One of my early Java interests was discovering
ways to process XML files.
I soon realised that, as well as the low-level
XML
APIs with Java bindings (such as DOM and SAX) there were a number of
other approaches to processing XML (such as
JDOM). In general terms
these did more of the work of creating Java classes to represent XML
structures.
I decided to concentrate first on the low-level APIs,
DOM and SAX. I wanted to see what were the minimum steps needed to set
up a working environment to process XML files
using each of these methods.
This page describes my work on SAX; there is a separate DOM page.
An article on
Mapping XML to Java
by Robert Hustead got me started. These are the steps which followed:
-
I made sure PATH is set to include the Java utilities I downloaded in
Sun's JDK:
PATH=/usr/local/jdk1.2.2/bin:$PATH export PATH
This overrides old versions of Java utilities supplied with my Linux
installation.
- I followed the links to David Megginson's SAX pages,
from where I downloaded SAX 2.0
Java package in a file sax2.zip.
This was unpacked using unzip - the file can also be unpacked on
Windows using WinZip.
- As recommended I downloaded the Xerces Java parser
from the
Apache Software
Foundation XML
project site. I chose Java version 1 (to be precise 1.3.1) as version 2
seemed still to be in development. The documentation (see below)
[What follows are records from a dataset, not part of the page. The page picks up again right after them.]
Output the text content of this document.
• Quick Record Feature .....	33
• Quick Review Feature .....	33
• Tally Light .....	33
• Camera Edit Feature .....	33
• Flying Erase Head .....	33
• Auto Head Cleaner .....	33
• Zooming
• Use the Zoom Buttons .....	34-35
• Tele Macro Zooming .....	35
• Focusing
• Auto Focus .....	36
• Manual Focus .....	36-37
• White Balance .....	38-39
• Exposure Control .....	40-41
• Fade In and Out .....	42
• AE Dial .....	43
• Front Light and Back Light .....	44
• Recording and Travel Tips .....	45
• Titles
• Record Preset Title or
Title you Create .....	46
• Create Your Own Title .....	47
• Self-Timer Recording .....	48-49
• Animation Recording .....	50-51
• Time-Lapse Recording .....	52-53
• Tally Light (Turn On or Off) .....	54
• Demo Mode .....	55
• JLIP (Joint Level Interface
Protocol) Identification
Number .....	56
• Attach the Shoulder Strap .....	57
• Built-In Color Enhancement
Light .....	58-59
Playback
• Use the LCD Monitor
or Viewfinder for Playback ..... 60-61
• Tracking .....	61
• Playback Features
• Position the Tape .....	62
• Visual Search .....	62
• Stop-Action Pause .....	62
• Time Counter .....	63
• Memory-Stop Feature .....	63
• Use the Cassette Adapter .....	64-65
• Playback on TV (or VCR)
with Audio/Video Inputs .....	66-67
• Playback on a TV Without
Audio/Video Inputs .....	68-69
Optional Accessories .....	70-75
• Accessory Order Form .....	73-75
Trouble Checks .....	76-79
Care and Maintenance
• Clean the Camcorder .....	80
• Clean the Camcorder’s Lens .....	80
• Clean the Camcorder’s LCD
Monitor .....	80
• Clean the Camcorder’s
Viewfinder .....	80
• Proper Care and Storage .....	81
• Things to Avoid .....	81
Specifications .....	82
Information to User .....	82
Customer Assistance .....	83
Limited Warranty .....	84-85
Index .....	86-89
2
confirmed it supported the SAX 2.0 API.
I then ran into some problems trying to unpack the file downloaded.
Although the link implies the file extension is ".tar.gz", the file
actually downloaded was Xerces-J-bin_1_3_1_tar.tar. The tar
-z flag had to be specified to filter the files through gzip. Using tar
any other way (or attempting to uncompress
first using gunzip) was of no use. Luckily my version of GNU tar then
worked fine:
tar -xvzf Xerces-J-bin_1_3_1_tar.tar
- To read the documentation for Xerces 1.3.1 I used the
following commands:
cd xerces-1_3_1/docs/html netscape `pwd`/index.html
To read the documentation for SAX 2.0 I
used the following commands:
cd sax2/docs netscape `pwd`/sax2.html
In both cases a link then takes you straight to the API documentation.
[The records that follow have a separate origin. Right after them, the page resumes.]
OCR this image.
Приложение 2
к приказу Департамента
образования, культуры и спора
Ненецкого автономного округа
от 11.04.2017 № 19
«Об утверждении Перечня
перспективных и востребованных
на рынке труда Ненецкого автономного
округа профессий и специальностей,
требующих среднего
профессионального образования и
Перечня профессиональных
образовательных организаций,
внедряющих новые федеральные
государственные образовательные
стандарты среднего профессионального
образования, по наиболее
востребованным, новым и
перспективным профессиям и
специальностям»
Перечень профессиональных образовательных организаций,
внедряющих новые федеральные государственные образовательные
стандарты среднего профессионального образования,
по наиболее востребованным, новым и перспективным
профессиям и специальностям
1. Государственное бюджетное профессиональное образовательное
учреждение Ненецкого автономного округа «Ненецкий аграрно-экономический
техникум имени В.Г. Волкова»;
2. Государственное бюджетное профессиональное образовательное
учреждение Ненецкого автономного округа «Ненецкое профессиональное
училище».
- I then followed the Quick Start guide in the SAX
documentation.
In order to compile the sample code, its necessary to set CLASSPATH in
the environment to include both the SAX and Xerces Jar files, in my
case:
CLASSPATH=/mnt/DOS_hda1/Linux/sax2/sax2.jar: /mnt/DOS_hda1/Linux/xerces1.3.1/xerces-1_3_1/xerces.jar export CLASSPATH
This can also be done by using the -classpath argument to the Java
compiler:
javac -classpath /mnt/DOS_hda1/Linux/sax2/sax2.jar: \ /mnt/DOS_hda1/Linux/xerces1.3.1/xerces-1_3_1/xerces.jar \ MySAXApp.java
This should create the Java class file MySAXApp.class.
- When running the compiled Java class in the Java
interpreter, you will get a Java runtime error message saying
Exception in thread "main" java.lang.NoClassDefFoundError: MySAXApp
unless you also add "." to your classpath, or else specify this on the
command line. This just makes Java look in the current directory for
the class file compiled in the previous step.
- As mentioned in the Sax documentation, you need to
specify a Java property on the command line to identify the name of the
SAX2 driver class provided by the XML Apache parser. I found this by
hunting through the API documentation:
java -Dorg.xml.sax.driver=org.apache.xerces.parsers.SAXParser \ MySAXApp
- Now I had a working XML parser and sample code to
read XML files and send
to the parser. A few simple tests proved that incorrect XML files
yielded sensible error messages:
java -Dorg.xml.sax.driver=org.apache.xerces.parsers.SAXParser \ MySAXApp file1.xml file2.xml [...]
- Finally I wanted to put a try block around the setup
code, and one around the file reading code, to handle exceptions. I was
not entirely happy with declaring that main "throws Exception".
Surprise, surprise, Java said I had inadvertently declared a variable
in the first try block and attempted to use it in the second block. At
last a block structured language that stops you writing spaghetti. I
got round this by having a high level block to catch SAX exceptions,
and a block around the file reading code just to catch IO and
FileNotFound exceptions.
So no more spaghetti from me.
In making this change I discovered that, since
FileNotFoundException extends IOException, you have to catch it first
or else you have a code block that Java realises is unreachable.
|